Menurutku Para petani adalah orang yang paling nerimo, mereka berasumsi selama masih punya padi atau beras mereka dapat hidup ayem, hidup ditengah himpitan ekonomi sesulit apapun dengan simpanan padi atau beras dilumbung mereka dapat bertahan, berusaha menerima karunia yang Tuhan berikan. Mereka tetap tenang meski kondisi ketahanan pangan nasional mulai dikhawatirkan seperti saat ini, ekonomi melemah karena serangan pandemi global semakin merata dimana-mana, mereka hanya terus bekerja disawah sambil menunggu hujan turun, mereka hanya berharap panen raya yang kedua berulang kembali, mereka tidak begitu mau tahu ketika kondisi pasar direkayasa oleh para feodal, mereka hanya berfikir ada makanan yang akan dimakan besok.

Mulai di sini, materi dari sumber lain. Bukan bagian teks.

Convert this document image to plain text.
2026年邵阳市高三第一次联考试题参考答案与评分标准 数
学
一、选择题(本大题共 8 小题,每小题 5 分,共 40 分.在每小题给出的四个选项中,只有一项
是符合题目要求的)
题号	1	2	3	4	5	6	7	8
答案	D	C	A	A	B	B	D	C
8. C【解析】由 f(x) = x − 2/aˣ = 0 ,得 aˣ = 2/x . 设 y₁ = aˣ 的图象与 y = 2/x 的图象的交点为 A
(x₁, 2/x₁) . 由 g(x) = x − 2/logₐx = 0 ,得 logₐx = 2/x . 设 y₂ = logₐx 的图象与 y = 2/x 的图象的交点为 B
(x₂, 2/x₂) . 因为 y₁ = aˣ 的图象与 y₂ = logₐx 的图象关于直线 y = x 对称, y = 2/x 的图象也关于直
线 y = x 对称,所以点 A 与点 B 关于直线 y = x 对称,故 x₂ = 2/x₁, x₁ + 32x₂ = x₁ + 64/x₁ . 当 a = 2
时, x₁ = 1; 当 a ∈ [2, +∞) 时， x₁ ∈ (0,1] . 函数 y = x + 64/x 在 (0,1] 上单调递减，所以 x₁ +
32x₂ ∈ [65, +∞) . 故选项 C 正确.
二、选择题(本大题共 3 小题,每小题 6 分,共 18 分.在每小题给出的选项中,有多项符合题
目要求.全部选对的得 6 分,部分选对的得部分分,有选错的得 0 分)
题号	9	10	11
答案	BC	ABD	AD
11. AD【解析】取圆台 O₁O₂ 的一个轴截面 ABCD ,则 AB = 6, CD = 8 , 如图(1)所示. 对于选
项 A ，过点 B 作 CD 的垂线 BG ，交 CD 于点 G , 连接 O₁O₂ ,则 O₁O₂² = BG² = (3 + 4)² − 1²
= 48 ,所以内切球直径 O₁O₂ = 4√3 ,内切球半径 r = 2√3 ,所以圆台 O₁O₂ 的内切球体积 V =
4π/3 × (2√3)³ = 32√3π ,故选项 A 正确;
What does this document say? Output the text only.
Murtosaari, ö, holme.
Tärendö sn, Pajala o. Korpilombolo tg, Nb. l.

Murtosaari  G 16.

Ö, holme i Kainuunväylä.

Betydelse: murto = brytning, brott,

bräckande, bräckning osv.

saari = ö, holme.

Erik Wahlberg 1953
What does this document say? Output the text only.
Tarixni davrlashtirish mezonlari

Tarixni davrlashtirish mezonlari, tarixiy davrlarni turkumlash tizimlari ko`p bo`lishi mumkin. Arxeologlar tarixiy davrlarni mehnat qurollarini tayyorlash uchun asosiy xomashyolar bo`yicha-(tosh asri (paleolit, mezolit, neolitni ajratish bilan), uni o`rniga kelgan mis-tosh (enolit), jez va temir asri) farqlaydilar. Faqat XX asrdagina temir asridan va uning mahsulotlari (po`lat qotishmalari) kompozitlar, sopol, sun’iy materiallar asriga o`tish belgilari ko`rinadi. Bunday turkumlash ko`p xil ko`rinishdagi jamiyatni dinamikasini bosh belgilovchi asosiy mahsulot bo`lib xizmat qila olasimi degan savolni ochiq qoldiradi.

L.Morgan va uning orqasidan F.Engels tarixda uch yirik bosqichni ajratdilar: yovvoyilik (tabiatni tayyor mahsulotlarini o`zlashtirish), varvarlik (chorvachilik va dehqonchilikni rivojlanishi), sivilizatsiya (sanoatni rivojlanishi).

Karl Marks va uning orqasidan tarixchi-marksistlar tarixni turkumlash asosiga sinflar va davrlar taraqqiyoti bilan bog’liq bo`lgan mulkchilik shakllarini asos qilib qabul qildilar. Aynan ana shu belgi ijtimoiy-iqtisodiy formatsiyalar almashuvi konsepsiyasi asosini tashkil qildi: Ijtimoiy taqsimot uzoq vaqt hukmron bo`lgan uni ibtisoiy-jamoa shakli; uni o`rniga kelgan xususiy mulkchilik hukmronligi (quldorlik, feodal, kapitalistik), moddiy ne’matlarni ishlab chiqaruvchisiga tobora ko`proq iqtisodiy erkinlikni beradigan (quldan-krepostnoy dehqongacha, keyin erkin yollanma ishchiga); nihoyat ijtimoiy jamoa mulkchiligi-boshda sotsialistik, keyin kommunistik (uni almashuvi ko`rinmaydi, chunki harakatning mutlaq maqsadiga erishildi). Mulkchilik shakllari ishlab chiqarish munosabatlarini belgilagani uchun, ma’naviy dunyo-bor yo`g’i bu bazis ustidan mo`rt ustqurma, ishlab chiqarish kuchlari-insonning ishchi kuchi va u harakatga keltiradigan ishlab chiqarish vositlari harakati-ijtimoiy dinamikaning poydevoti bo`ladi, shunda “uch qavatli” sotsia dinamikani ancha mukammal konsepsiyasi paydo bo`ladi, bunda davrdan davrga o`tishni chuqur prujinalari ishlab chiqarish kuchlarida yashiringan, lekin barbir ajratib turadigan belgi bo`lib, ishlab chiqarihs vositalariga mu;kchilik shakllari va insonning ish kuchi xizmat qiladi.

Harapan mereka cuma satu harga kebutuhan pokok sehari-hari tidak terpuruk, karena satu-satunya ladang penghasilan mereka hanya bertanam disawah, itupun kalau kondisi curah hujan mendukung, mereka tidak berpenghasilan tetap seperti yang lain, jika semua barang naik kondisi mereka bisa jadi lebih parah dari para pelaku UMKM, Pedagang kaki lima, pengemudi ojol, buruh bangunan, dan masyarakat lapisan bawah lainnya yang hari ini menjerit, kita tidak bisa bayangkan ketika mereka tidak mau bekerja lagi disawah, disaat kondisi pemerintah sudah mulai keteteran menjaga pasokan bahan pangannya, pasti akan terjadi kelangkaan pangan yang luar biasa, beruntung kita masih punya petani-petani yang sehat sebagai produsen kedaulatan pangan Negara, tapi petani juga mnausia biasa, butuh diperhatikan, mereka juga seperti warga negara lainnya, berhak mendapatkan hak-hak dan kesempatan yang sama.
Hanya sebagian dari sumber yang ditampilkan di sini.